Pressure continues to mount on Fannie Mae and Freddie Mac — the two agencies that dominate the U.S. secondary market for home mortgages — to help prevent more foreclosures. Some experts want to shut down the two agencies in order to make way for private capital. The private sector, however, currently has little appetite for such mortgage risk amid declining home prices and increasing foreclosures.

Wharton real estate and finance professor Susan Wachter says private capital can be attracted only with a set of rules that it finds acceptable, and only if it can provide input into the role played by Fannie Mae and Freddie Mac.

The federal government brought Fannie Mae and Freddie Mac under conservatorship in 2008 to help ride out the housing finance crisis, but “they are failed entities,” Wachter told Fox Business in an interview Monday (March 12), adding that 90% of the financing for home mortgages comes from Fannie Mae, Freddie Mac and the Federal Housing Finance Agency. Banks provide the remaining 10%, but they are constrained by regulatory limits on their capacity to lend, Wachter adds.

She agrees with the popular view that the government does not have to be in the business of financing housing mortgages. “We do need to stand down Fannie and Freddie and stand up alternatives,” she says. “We need private capital at risk. [But] the private mortgage-backed securities market is zeroed out because we don’t have rules of the game that give the private sector confidence itself. There is work to be done.” The contentious issues include those related to the pricing of fees for mortgage guarantees, the sharing of risks and losses in case of defaults and the scope of the government’s foreclosure prevention programs.

Private capital, for its part, needs to reconcile its lending preferences with those of the market, according to Wachter. Borrowers want fixed-rate mortgages because they feel interest rates could rise, but banks prefer adjustable-rate mortgages. “If we took [fixed-rate mortgages off] the plate today, that could harm the market, unstable as it is already.”

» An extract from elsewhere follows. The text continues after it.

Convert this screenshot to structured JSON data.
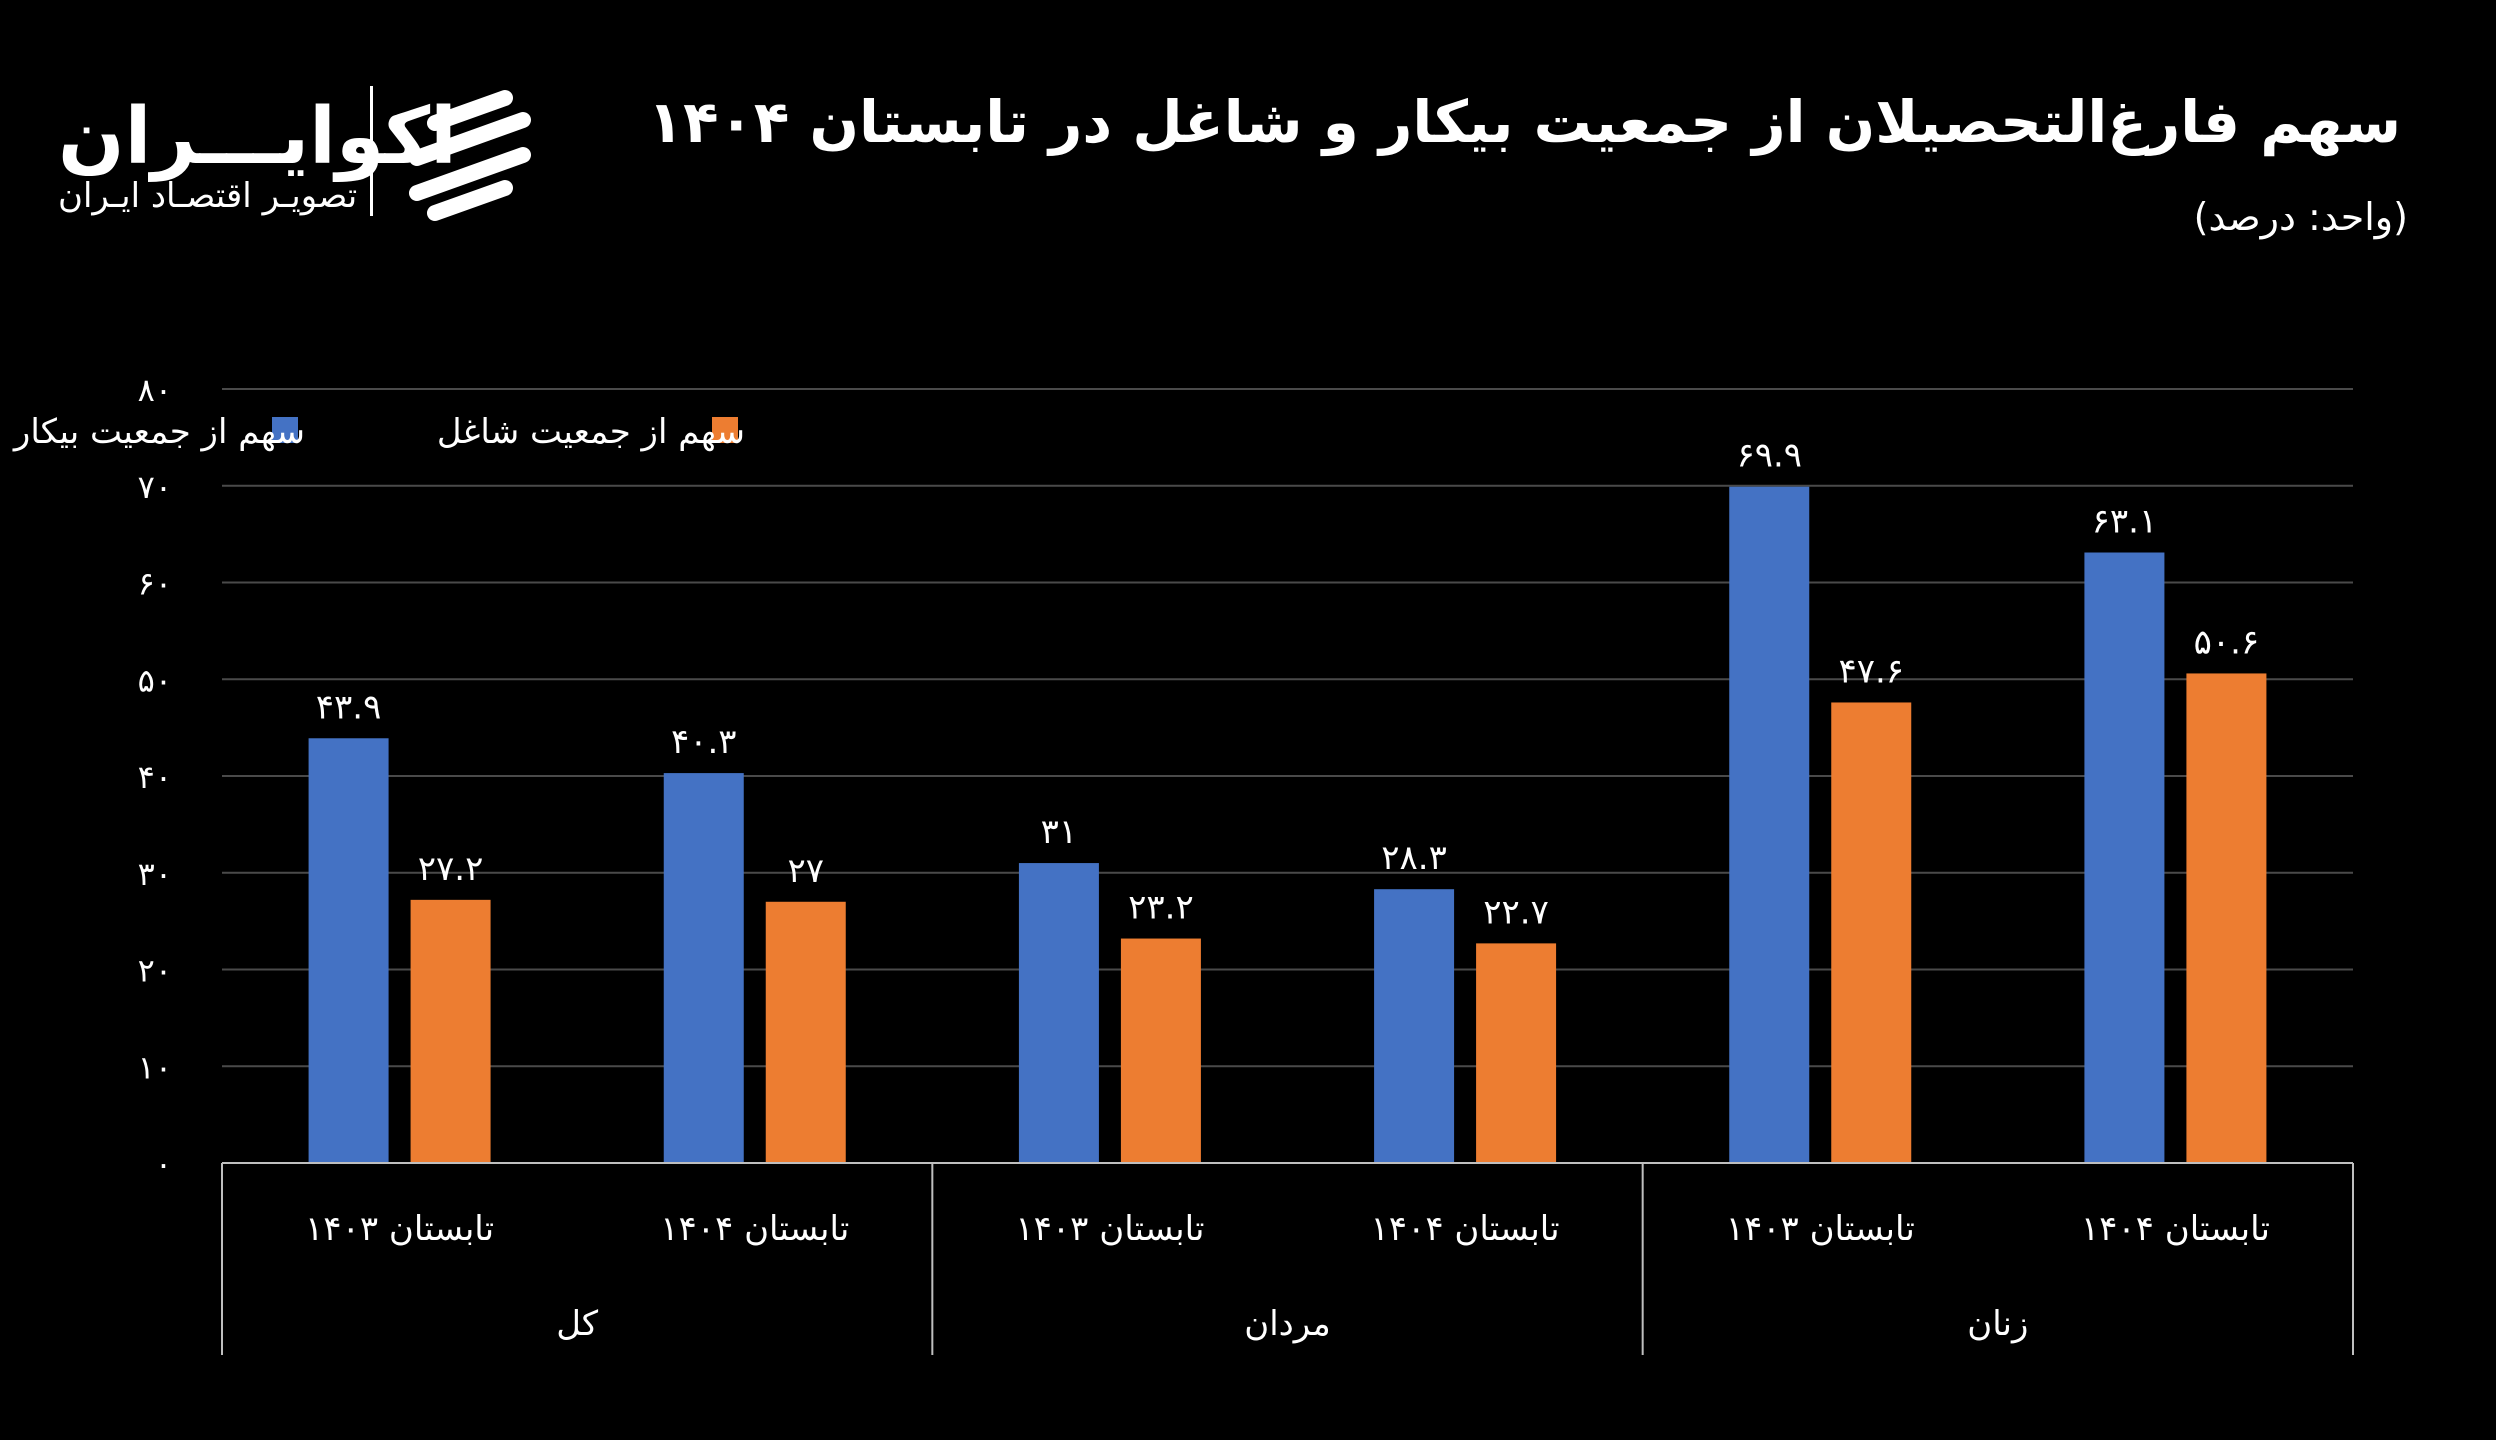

Meanwhile, banks have secured some concessions from the federal government as part of a $25 billion settlement they negotiated last month over alleged abuses in foreclosure practices, the Wall Street Journal reports. They reached an agreement on how to structure write-downs and who should bear losses. A part of the settlement money will be used to help homeowners with “underwater mortgages” — a situation in which the market price of their homes has fallen below what they owe their lenders.

Many observers have called upon Fannie Mae and Freddie Mac to write down the principal balances in underwater mortgages, contending that such write-downs will arrest the pace of foreclosures, keep more distressed homeowners in their homes and contain the losses for investors. But Edward DeMarco, acting director of the Federal Housing Finance Agency, which oversees Fannie Mae and Freddie Mac, has resisted those calls. He says Congress has vested his office with the responsibility “to conserve and preserve” the assets of those agencies. DeMarco “is all about the ledger books, in the narrowest sense,” wrote Peter S. Goodman in a scathing column last week in the Huffington Post.

According to Wachter, a common strategy should be constructed to overcome such conflicts. “There needs to be consensus,” she says. “There needs to be a plan, and the plan has to be one that, over time, will allow more capital to come in.”